XML vs Streams

Ever get the feeling that XML sometimes makes things harder than they need to be? One of the problems that I and others have run into is that when parsing XML using SAX (or, in my case, using JAXB to unmarshall XML, which uses SAX under the hood) from an InputStream, the stream is always closed after the parsing is complete. This is surprising behaviour in Java, because you’re not supposed to close streams you don’t own. This can be a problem when using network sockets or when you want to write two or more unrelated XML documents to the same stream.

The root cause of this isn’t anything in Java or SAX, it’s the XML specification itself. There’s simply no way to tell when an XML document ends. Every well-formed XML document will have an end tag, so you’d think the parser could simply stop when it reached the end tag. However, the XML specification allows for an arbitrary amount of comments and processing instructions to follow the main element. So when reading from a stream, the parser has no choice but to keep reading until it gets to the end of the stream. After reading to the end of the stream, SAX calls close on it. I believe the reason for this is that the stream has been completely read anyway, so there’s no point keeping it open.

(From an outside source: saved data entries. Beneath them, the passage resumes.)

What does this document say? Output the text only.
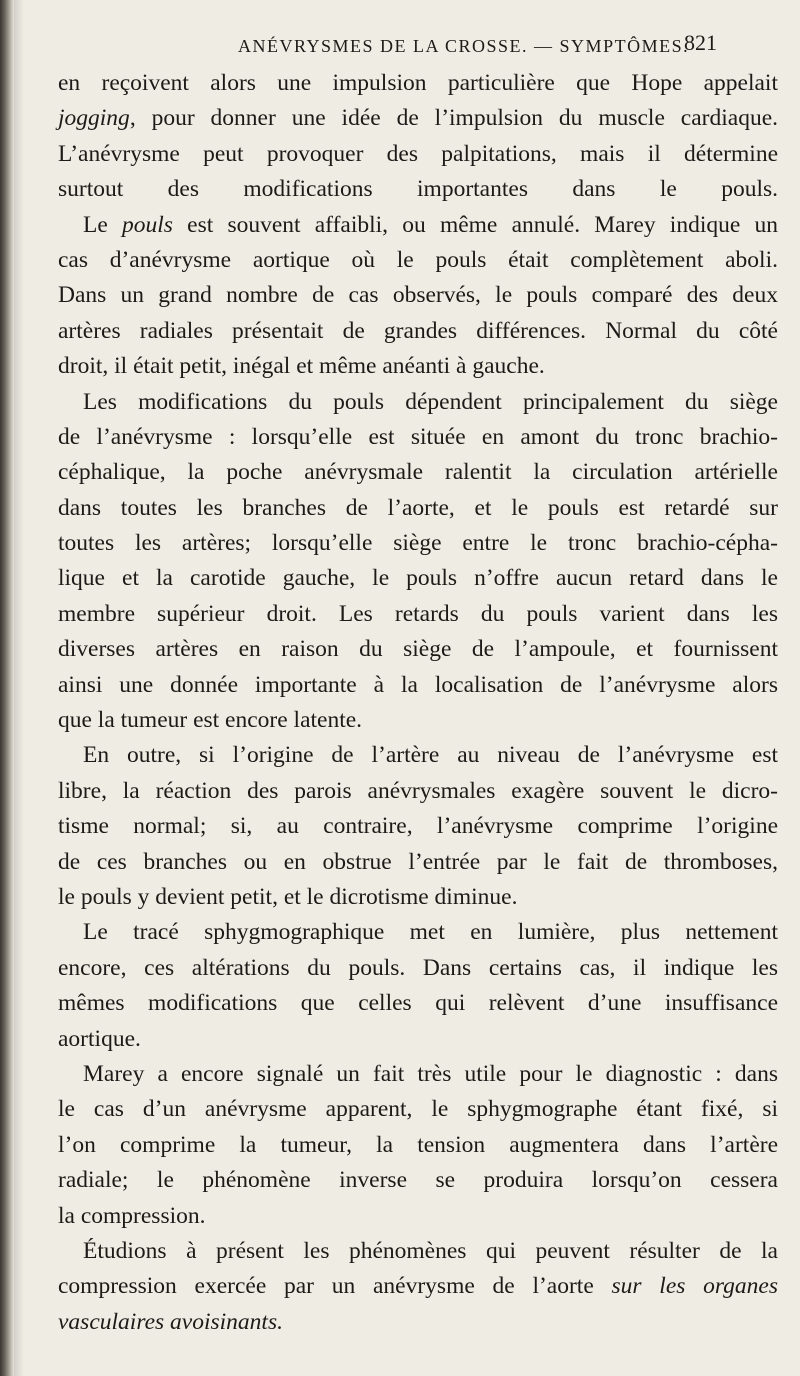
ANÉVRYSMES DE LA CROSSE. — SYMPTÔMES.
821
en reçoivent alors une impulsion particulière que Hope appelait
jogging, pour donner une idée de l’impulsion du muscle cardiaque.
L’anévrysme peut provoquer des palpitations, mais il détermine
surtout des modifications importantes dans le pouls.
Le pouls est souvent affaibli, ou même annulé. Marey indique un
cas d’anévrysme aortique où le pouls était complètement aboli.
Dans un grand nombre de cas observés, le pouls comparé des deux
artères radiales présentait de grandes différences. Normal du côté
droit, il était petit, inégal et même anéanti à gauche.
Les modifications du pouls dépendent principalement du siège
de l’anévrysme : lorsqu’elle est située en amont du tronc brachio-
céphalique, la poche anévrysmale ralentit la circulation artérielle
dans toutes les branches de l’aorte, et le pouls est retardé sur
toutes les artères; lorsqu’elle siège entre le tronc brachio-cépha-
lique et la carotide gauche, le pouls n’offre aucun retard dans le
membre supérieur droit. Les retards du pouls varient dans les
diverses artères en raison du siège de l’ampoule, et fournissent
ainsi une donnée importante à la localisation de l’anévrysme alors
que la tumeur est encore latente.
En outre, si l’origine de l’artère au niveau de l’anévrysme est
libre, la réaction des parois anévrysmales exagère souvent le dicro-
tisme normal; si, au contraire, l’anévrysme comprime l’origine
de ces branches ou en obstrue l’entrée par le fait de thromboses,
le pouls y devient petit, et le dicrotisme diminue.
Le tracé sphygmographique met en lumière, plus nettement
encore, ces altérations du pouls. Dans certains cas, il indique les
mêmes modifications que celles qui relèvent d’une insuffisance
aortique.
Marey a encore signalé un fait très utile pour le diagnostic : dans
le cas d’un anévrysme apparent, le sphygmographe étant fixé, si
l’on comprime la tumeur, la tension augmentera dans l’artère
radiale; le phénomène inverse se produira lorsqu’on cessera
la compression.
Étudions à présent les phénomènes qui peuvent résulter de la
compression exercée par un anévrysme de l’aorte sur les organes
vasculaires avoisinants.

I’ve had a couple of cases where I’ve wanted to write two or more independent XML documents to the same stream. In one case, I had a thread producing XML documents and writing them to a PipedOutputStream. Another thread would read from the corresponding PipedInputStream. The second case was a save file for an application that happened to include two unrelated XML documents. Because of the “uncertain ending” feature of the XML spec, neither of these things are possible.

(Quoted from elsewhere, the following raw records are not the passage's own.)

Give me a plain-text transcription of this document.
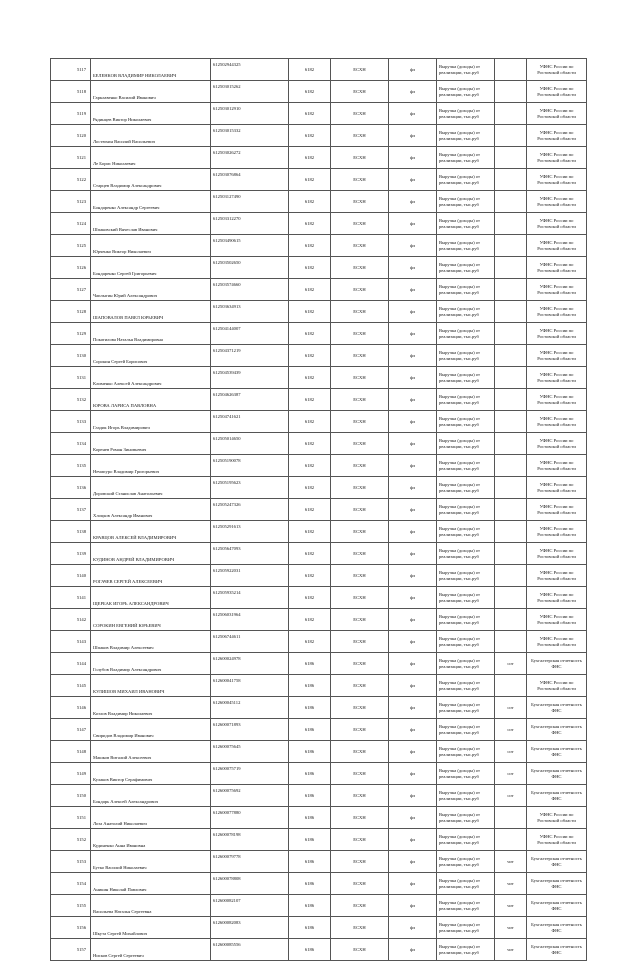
5117	БЕЛЕНКОВ ВЛАДИМИР НИКОЛАЕВИЧ	612502944325	6182	ЕСХН	фл	Выручка (доходы) от реализации, тыс.руб		УФНС России по Ростовской области
5118	Гарклавенко Василий Иванович	612503015262	6182	ЕСХН	фл	Выручка (доходы) от реализации, тыс.руб		УФНС России по Ростовской области
5119	Рядинцев Виктор Николаевич	612503012910	6182	ЕСХН	фл	Выручка (доходы) от реализации, тыс.руб		УФНС России по Ростовской области
5120	Лостюхин Василий Васильевич	612503015332	6182	ЕСХН	фл	Выручка (доходы) от реализации, тыс.руб		УФНС России по Ростовской области
5121	Ле Борис Николаевич	612503026272	6182	ЕСХН	фл	Выручка (доходы) от реализации, тыс.руб		УФНС России по Ростовской области
5122	Старцев Владимир Александрович	612503076864	6182	ЕСХН	фл	Выручка (доходы) от реализации, тыс.руб		УФНС России по Ростовской области
5123	Бондаренко Александр Сергеевич	612503127490	6182	ЕСХН	фл	Выручка (доходы) от реализации, тыс.руб		УФНС России по Ростовской области
5124	Шпаковский Вячеслав Иванович	612503312270	6182	ЕСХН	фл	Выручка (доходы) от реализации, тыс.руб		УФНС России по Ростовской области
5125	Юрченко Виктор Николаевич	612503490615	6182	ЕСХН	фл	Выручка (доходы) от реализации, тыс.руб		УФНС России по Ростовской области
5126	Бондаренко Сергей Григорьевич	612503502650	6182	ЕСХН	фл	Выручка (доходы) от реализации, тыс.руб		УФНС России по Ростовской области
5127	Чаплыгин Юрий Александрович	612503574660	6182	ЕСХН	фл	Выручка (доходы) от реализации, тыс.руб		УФНС России по Ростовской области
5128	ШАПОВАЛОВ ПАВЕЛ ЮРЬЕВИЧ	612503634913	6182	ЕСХН	фл	Выручка (доходы) от реализации, тыс.руб		УФНС России по Ростовской области
5129	Покатилова Наталья Владимировна	612504144007	6182	ЕСХН	фл	Выручка (доходы) от реализации, тыс.руб		УФНС России по Ростовской области
5130	Сорокин Сергей Борисович	612504371219	6182	ЕСХН	фл	Выручка (доходы) от реализации, тыс.руб		УФНС России по Ростовской области
5131	Клименко Алексей Александрович	612504539439	6182	ЕСХН	фл	Выручка (доходы) от реализации, тыс.руб		УФНС России по Ростовской области
5132	ЮРОВА ЛАРИСА ПАВЛОВНА	612504626387	6182	ЕСХН	фл	Выручка (доходы) от реализации, тыс.руб		УФНС России по Ростовской области
5133	Гладик Игорь Владимирович	612504741621	6182	ЕСХН	фл	Выручка (доходы) от реализации, тыс.руб		УФНС России по Ростовской области
5134	Коренев Роман Зиновьевич	612505014650	6182	ЕСХН	фл	Выручка (доходы) от реализации, тыс.руб		УФНС России по Ростовской области
5135	Нечипуро Владимир Григорьевич	612505190078	6182	ЕСХН	фл	Выручка (доходы) от реализации, тыс.руб		УФНС России по Ростовской области
5136	Доровский Станислав Анатольевич	612505195623	6182	ЕСХН	фл	Выручка (доходы) от реализации, тыс.руб		УФНС России по Ростовской области
5137	Хлоцков Александр Иванович	612505247326	6182	ЕСХН	фл	Выручка (доходы) от реализации, тыс.руб		УФНС России по Ростовской области
5138	КРАВЦОВ АЛЕКСЕЙ ВЛАДИМИРОВИЧ	612505291613	6182	ЕСХН	фл	Выручка (доходы) от реализации, тыс.руб		УФНС России по Ростовской области
5139	КУДИНОВ АНДРЕЙ ВЛАДИМИРОВИЧ	612505647093	6182	ЕСХН	фл	Выручка (доходы) от реализации, тыс.руб		УФНС России по Ростовской области
5140	РОГАЧЕВ СЕРГЕЙ АЛЕКСЕЕВИЧ	612505922031	6182	ЕСХН	фл	Выручка (доходы) от реализации, тыс.руб		УФНС России по Ростовской области
5141	ЩЕРБАК ИГОРЬ АЛЕКСАНДРОВИЧ	612505935214	6182	ЕСХН	фл	Выручка (доходы) от реализации, тыс.руб		УФНС России по Ростовской области
5142	СОРОКИН ЕВГЕНИЙ ЮРЬЕВИЧ	612506031964	6182	ЕСХН	фл	Выручка (доходы) от реализации, тыс.руб		УФНС России по Ростовской области
5143	Шпаков Владимир Алексеевич	612506744611	6182	ЕСХН	фл	Выручка (доходы) от реализации, тыс.руб		УФНС России по Ростовской области
5144	Голубов Владимир Александрович	612600024978	6186	ЕСХН	фл	Выручка (доходы) от реализации, тыс.руб	сот	Бухгалтерская отчетность ФНС
5145	КУЛИШОВ МИХАИЛ ИВАНОВИЧ	612600041758	6186	ЕСХН	фл	Выручка (доходы) от реализации, тыс.руб		УФНС России по Ростовской области
5146	Козлов Владимир Николаевич	612600045112	6186	ЕСХН	фл	Выручка (доходы) от реализации, тыс.руб	сот	Бухгалтерская отчетность ФНС
5147	Свиридов Владимир Иванович	612600071893	6186	ЕСХН	фл	Выручка (доходы) от реализации, тыс.руб	сот	Бухгалтерская отчетность ФНС
5148	Машков Виталий Алексеевич	612600075645	6186	ЕСХН	фл	Выручка (доходы) от реализации, тыс.руб	сот	Бухгалтерская отчетность ФНС
5149	Кулаков Виктор Серафимович	612600075719	6186	ЕСХН	фл	Выручка (доходы) от реализации, тыс.руб	сот	Бухгалтерская отчетность ФНС
5150	Бондарь Алексей Александрович	612600075692	6186	ЕСХН	фл	Выручка (доходы) от реализации, тыс.руб	сот	Бухгалтерская отчетность ФНС
5151	Лоза Анатолий Николаевич	612600077880	6186	ЕСХН	фл	Выручка (доходы) от реализации, тыс.руб		УФНС России по Ростовской области
5152	Кудиненко Анна Ивановна	612600078198	6186	ЕСХН	фл	Выручка (доходы) от реализации, тыс.руб		УФНС России по Ростовской области
5153	Бутко Василий Николаевич	612600079778	6186	ЕСХН	фл	Выручка (доходы) от реализации, тыс.руб	чот	Бухгалтерская отчетность ФНС
5154	Аникин Николай Павлович	612600078808	6186	ЕСХН	фл	Выручка (доходы) от реализации, тыс.руб	чот	Бухгалтерская отчетность ФНС
5155	Васильева Наталья Сергеевна	612600082107	6186	ЕСХН	фл	Выручка (доходы) от реализации, тыс.руб	чот	Бухгалтерская отчетность ФНС
5156	Шкута Сергей Михайлович	612600082083	6186	ЕСХН	фл	Выручка (доходы) от реализации, тыс.руб	чот	Бухгалтерская отчетность ФНС
5157	Нисков Сергей Сергеевич	612600085556	6186	ЕСХН	фл	Выручка (доходы) от реализации, тыс.руб	чот	Бухгалтерская отчетность ФНС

Not unless you use customised input and output streams, that is. After some searching, I found some classes from Xerces called WrappedOutputStream and WrappedInputStream that allowed me to do what I wanted. They actually solve the more general problem of reading data of unknown length without reading too much. I ended up writing my own implementations, but I used the same “protocol” as these classes. I can now read and write XML over streams without having to use a new stream for each document.